I had poor quality food at a restaurant, should I have paid?

Under the Consumer Rights Act you have a right to expect to be given food that is of satisfactory quality and 'as described' on the menu.

When not to pay

When you book a table in a restaurant, or sit down to eat, you enter a contract with the provider of the service.

Under the Consumer Rights Act you have a right to expect food of satisfactory quality and 'as described' on the menu.

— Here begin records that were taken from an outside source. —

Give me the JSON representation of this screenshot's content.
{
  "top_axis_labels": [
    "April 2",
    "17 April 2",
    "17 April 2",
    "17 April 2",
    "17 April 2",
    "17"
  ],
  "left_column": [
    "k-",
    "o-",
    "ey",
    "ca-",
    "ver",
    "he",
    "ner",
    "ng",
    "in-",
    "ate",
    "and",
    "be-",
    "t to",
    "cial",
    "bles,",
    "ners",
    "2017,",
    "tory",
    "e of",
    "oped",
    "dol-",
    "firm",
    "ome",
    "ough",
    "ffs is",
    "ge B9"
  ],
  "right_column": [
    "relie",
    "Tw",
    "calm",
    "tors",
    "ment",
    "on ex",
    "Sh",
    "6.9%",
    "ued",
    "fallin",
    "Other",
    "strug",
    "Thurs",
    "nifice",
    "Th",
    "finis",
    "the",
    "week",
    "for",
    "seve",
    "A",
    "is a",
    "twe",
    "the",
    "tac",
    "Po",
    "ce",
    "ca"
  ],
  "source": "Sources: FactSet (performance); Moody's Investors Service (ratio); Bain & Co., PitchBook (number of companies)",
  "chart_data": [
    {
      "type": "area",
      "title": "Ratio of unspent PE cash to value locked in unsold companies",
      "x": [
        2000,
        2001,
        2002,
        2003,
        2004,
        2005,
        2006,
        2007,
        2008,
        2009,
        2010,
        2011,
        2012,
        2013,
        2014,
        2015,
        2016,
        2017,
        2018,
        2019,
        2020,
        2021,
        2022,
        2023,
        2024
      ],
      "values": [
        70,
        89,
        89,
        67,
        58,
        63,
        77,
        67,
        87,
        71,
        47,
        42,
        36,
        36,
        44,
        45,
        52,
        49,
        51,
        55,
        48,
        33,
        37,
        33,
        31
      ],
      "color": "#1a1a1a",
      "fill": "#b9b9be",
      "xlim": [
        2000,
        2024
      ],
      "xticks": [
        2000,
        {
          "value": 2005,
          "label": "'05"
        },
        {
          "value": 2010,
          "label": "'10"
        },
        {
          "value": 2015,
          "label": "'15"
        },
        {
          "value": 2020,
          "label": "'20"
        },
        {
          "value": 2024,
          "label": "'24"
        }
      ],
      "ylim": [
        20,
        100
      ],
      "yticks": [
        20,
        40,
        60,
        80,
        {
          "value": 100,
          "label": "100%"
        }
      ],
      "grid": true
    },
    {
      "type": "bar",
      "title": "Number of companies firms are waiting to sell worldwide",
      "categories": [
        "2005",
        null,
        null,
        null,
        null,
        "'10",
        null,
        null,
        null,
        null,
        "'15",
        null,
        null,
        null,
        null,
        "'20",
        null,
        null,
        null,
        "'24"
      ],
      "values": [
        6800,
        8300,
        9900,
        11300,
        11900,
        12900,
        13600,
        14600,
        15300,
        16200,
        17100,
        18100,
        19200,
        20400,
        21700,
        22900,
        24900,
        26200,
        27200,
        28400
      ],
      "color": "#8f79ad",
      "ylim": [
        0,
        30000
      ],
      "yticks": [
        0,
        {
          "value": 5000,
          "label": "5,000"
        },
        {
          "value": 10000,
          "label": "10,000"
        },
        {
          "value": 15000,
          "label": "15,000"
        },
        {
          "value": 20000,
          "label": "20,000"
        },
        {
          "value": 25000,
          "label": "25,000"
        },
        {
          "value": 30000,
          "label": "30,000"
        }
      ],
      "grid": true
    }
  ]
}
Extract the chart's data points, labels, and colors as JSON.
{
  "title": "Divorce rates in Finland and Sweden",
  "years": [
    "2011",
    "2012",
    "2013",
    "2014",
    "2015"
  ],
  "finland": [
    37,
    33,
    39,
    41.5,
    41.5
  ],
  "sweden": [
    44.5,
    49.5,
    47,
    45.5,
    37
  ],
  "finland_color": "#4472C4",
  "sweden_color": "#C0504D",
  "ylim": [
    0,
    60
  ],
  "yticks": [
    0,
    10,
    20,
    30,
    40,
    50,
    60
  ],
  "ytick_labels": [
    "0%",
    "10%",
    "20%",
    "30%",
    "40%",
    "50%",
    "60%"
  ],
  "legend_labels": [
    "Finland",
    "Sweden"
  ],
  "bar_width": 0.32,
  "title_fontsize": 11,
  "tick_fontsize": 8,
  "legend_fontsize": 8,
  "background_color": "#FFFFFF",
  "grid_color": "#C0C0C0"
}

If it is not, the restaurant is in breach of contract and you shouldn't have to pay for it. 

You are not entitled to get your whole meal for free if only one dish is below standard, although of course a restaurant may offer this as a goodwill gesture.

What constitutes poor quality food

If you get served something of a poor standard, for example, food that is frozen in the middle or burnt to a crisp, you have the right to reject it and deduct the cost of the dish from the bill, or order something else and pay only for the replacement.

Equally if the food is not as described, such as a vegetarian dish which when it arrives contains meat, you should not have to pay for it. 

Misleading claims 

The Consumer Protection from Unfair Trading Practices Regulations 2008 prohibit traders from misleading consumers over the main characteristics of the product or its price.

So if you were tempted into the restaurant by the sound of 'freshly-caught mackerel' or 'home-made soup' and then get served something frozen or out of a tin, you are entitled to refuse to pay for it. You should also consider reporting the restaurant to trading standards.